Cómo elegir entre hoteles familiares y alquileres vacacionales
Elige un hotel si deseas limpieza diaria, servicio de comidas en el lugar y asistencia de conserjería para un viaje más corto. Opta por un alquiler vacacional si necesitas una cocina, habitaciones separadas para los niños y una sensación de "base de operaciones" para viajes de más de 4 noches.
- Analiza la duración de tu estancia. Para estancias de 1 a 3 noches, la logística de recoger las llaves y acomodarse en un alquiler supera los beneficios. Opta por hoteles para estancias cortas para maximizar tu tiempo. Para estancias de 4 o más noches, el espacio adicional y las instalaciones de lavandería en un alquiler suelen valer la pena.
- Evalúa tus necesidades de alimentación. Si tienes bebés o restricciones dietéticas, el costo de comer fuera tres veces al día en un hotel es prohibitivo.

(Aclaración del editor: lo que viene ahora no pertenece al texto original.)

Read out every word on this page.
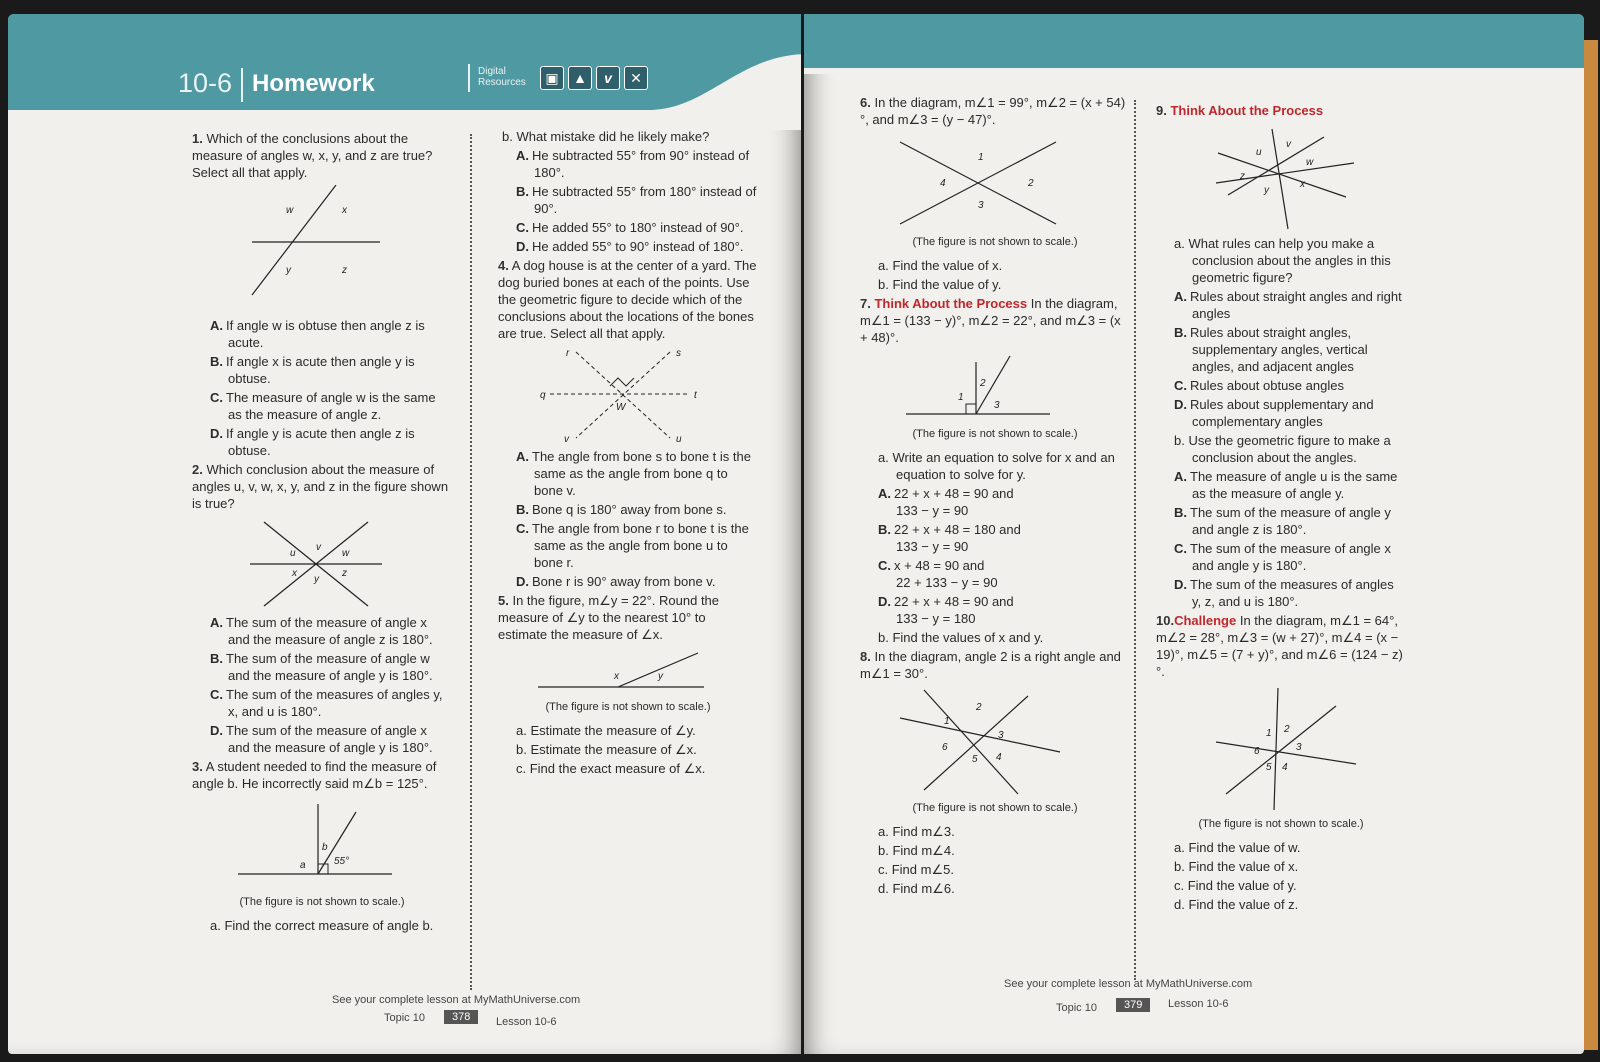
10-6 Homework	Digital Resources	▣	▲	v	✕
1. Which of the conclusions about the measure of angles w, x, y, and z are true? Select all that apply.
w	x
y	z
A. If angle w is obtuse then angle z is acute.
B. If angle x is acute then angle y is obtuse.
C. The measure of angle w is the same as the measure of angle z.
D. If angle y is acute then angle z is obtuse.
2. Which conclusion about the measure of angles u, v, w, x, y, and z in the figure shown is true?
u
v
w
x
y
z
A. The sum of the measure of angle x and the measure of angle z is 180°.
B. The sum of the measure of angle w and the measure of angle y is 180°.
C. The sum of the measures of angles y, x, and u is 180°.
D. The sum of the measure of angle x and the measure of angle y is 180°.
3. A student needed to find the measure of angle b. He incorrectly said m∠b = 125°.
a
b
55°
(The figure is not shown to scale.)
a. Find the correct measure of angle b.
b. What mistake did he likely make?
A. He subtracted 55° from 90° instead of 180°.
B. He subtracted 55° from 180° instead of 90°.
C. He added 55° to 180° instead of 90°.
D. He added 55° to 90° instead of 180°.
4. A dog house is at the center of a yard. The dog buried bones at each of the points. Use the geometric figure to decide which of the conclusions about the locations of the bones are true. Select all that apply.
r	s
q	t
v	u
W
A. The angle from bone s to bone t is the same as the angle from bone q to bone v.
B. Bone q is 180° away from bone s.
C. The angle from bone r to bone t is the same as the angle from bone u to bone r.
D. Bone r is 90° away from bone v.
5. In the figure, m∠y = 22°. Round the measure of ∠y to the nearest 10° to estimate the measure of ∠x.
x	y
(The figure is not shown to scale.)
a. Estimate the measure of ∠y.
b. Estimate the measure of ∠x.
c. Find the exact measure of ∠x.
See your complete lesson at MyMathUniverse.com
Topic 10	378	Lesson 10-6
6. In the diagram, m∠1 = 99°, m∠2 = (x + 54)°, and m∠3 = (y − 47)°.
1
2
3
4
(The figure is not shown to scale.)
a. Find the value of x.
b. Find the value of y.
7. Think About the Process In the diagram, m∠1 = (133 − y)°, m∠2 = 22°, and m∠3 = (x + 48)°.
1
2
3
(The figure is not shown to scale.)
a. Write an equation to solve for x and an equation to solve for y.
A. 22 + x + 48 = 90 and
133 − y = 90
B. 22 + x + 48 = 180 and
133 − y = 90
C. x + 48 = 90 and
22 + 133 − y = 90
D. 22 + x + 48 = 90 and
133 − y = 180
b. Find the values of x and y.
8. In the diagram, angle 2 is a right angle and m∠1 = 30°.
1
2
3
4
5
6
(The figure is not shown to scale.)
a. Find m∠3.
b. Find m∠4.
c. Find m∠5.
d. Find m∠6.
9. Think About the Process
u
v
w
z
y
x
a. What rules can help you make a conclusion about the angles in this geometric figure?
A. Rules about straight angles and right angles
B. Rules about straight angles, supplementary angles, vertical angles, and adjacent angles
C. Rules about obtuse angles
D. Rules about supplementary and complementary angles
b. Use the geometric figure to make a conclusion about the angles.
A. The measure of angle u is the same as the measure of angle y.
B. The sum of the measure of angle y and angle z is 180°.
C. The sum of the measure of angle x and angle y is 180°.
D. The sum of the measures of angles y, z, and u is 180°.
10.Challenge In the diagram, m∠1 = 64°, m∠2 = 28°, m∠3 = (w + 27)°, m∠4 = (x − 19)°, m∠5 = (7 + y)°, and m∠6 = (124 − z)°.
1 2
3
4
5
6
(The figure is not shown to scale.)
a. Find the value of w.
b. Find the value of x.
c. Find the value of y.
d. Find the value of z.
See your complete lesson at MyMathUniverse.com
Topic 10	379	Lesson 10-6
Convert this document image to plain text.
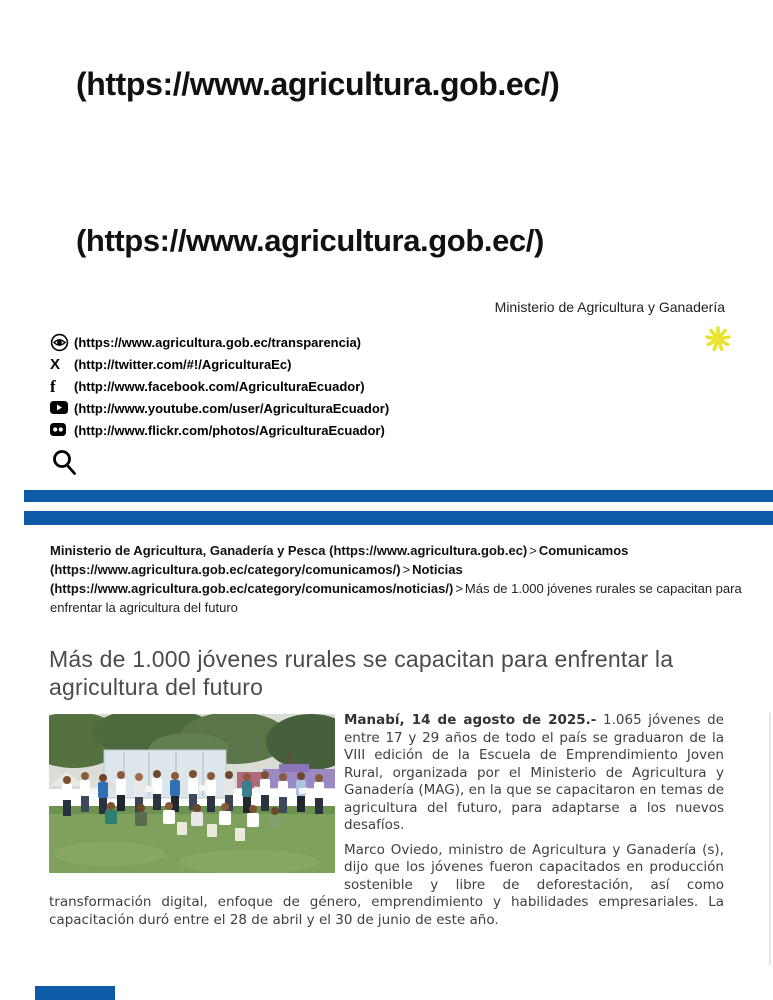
(https://www.agricultura.gob.ec/)
(https://www.agricultura.gob.ec/)
Ministerio de Agricultura y Ganadería
(https://www.agricultura.gob.ec/transparencia)
X (http://twitter.com/#!/AgriculturaEc)
f (http://www.facebook.com/AgriculturaEcuador)
(http://www.youtube.com/user/AgriculturaEcuador)
(http://www.flickr.com/photos/AgriculturaEcuador)
Ministerio de Agricultura, Ganadería y Pesca (https://www.agricultura.gob.ec) > Comunicamos (https://www.agricultura.gob.ec/category/comunicamos/) > Noticias (https://www.agricultura.gob.ec/category/comunicamos/noticias/) > Más de 1.000 jóvenes rurales se capacitan para enfrentar la agricultura del futuro
Más de 1.000 jóvenes rurales se capacitan para enfrentar la agricultura del futuro

Manabí, 14 de agosto de 2025.- 1.065 jóvenes de entre 17 y 29 años de todo el país se graduaron de la VIII edición de la Escuela de Emprendimiento Joven Rural, organizada por el Ministerio de Agricultura y Ganadería (MAG), en la que se capacitaron en temas de agricultura del futuro, para adaptarse a los nuevos desafíos.

Marco Oviedo, ministro de Agricultura y Ganadería (s), dijo que los jóvenes fueron capacitados en producción sostenible y libre de deforestación, así como transformación digital, enfoque de género, emprendimiento y habilidades empresariales. La capacitación duró entre el 28 de abril y el 30 de junio de este año.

Un alquiler vacacional con cocina completa te permite ahorrar aproximadamente 100 USD por día preparando el desayuno y los refrigerios en casa.
- Define tu estructura de sueño. Si necesitas habitaciones separadas para poder quedarte despierto después de que los niños se acuesten, un hotel requerirá una suite costosa. Un alquiler de 2 habitaciones a menudo cuesta lo mismo que una habitación de hotel estándar, pero ofrece una sala de estar para relajarte por la noche.
- Verifica el umbral de servicio. Pregúntate si puedes solucionar tú mismo problemas de 'mantenimiento' menores. Los hoteles ofrecen una solución inmediata para un aire acondicionado roto o un problema de plomería. Los alquileres vacacionales dependen de administradores de propiedades que pueden estar a horas de distancia.
- ¿Cuál es más seguro para las familias?
- Los hoteles generalmente ofrecen estándares de seguridad más consistentes, como personal de recepción, cámaras de seguridad y códigos de incendios verificados.
- ¿Ahorro dinero con un alquiler vacacional?
- No siempre. Una vez que sumas las tarifas de limpieza, las tarifas de servicio y los costos administrativos, un alquiler a menudo resulta igual que un hotel. Ahorras dinero cocinando, no necesariamente en la tarifa por noche.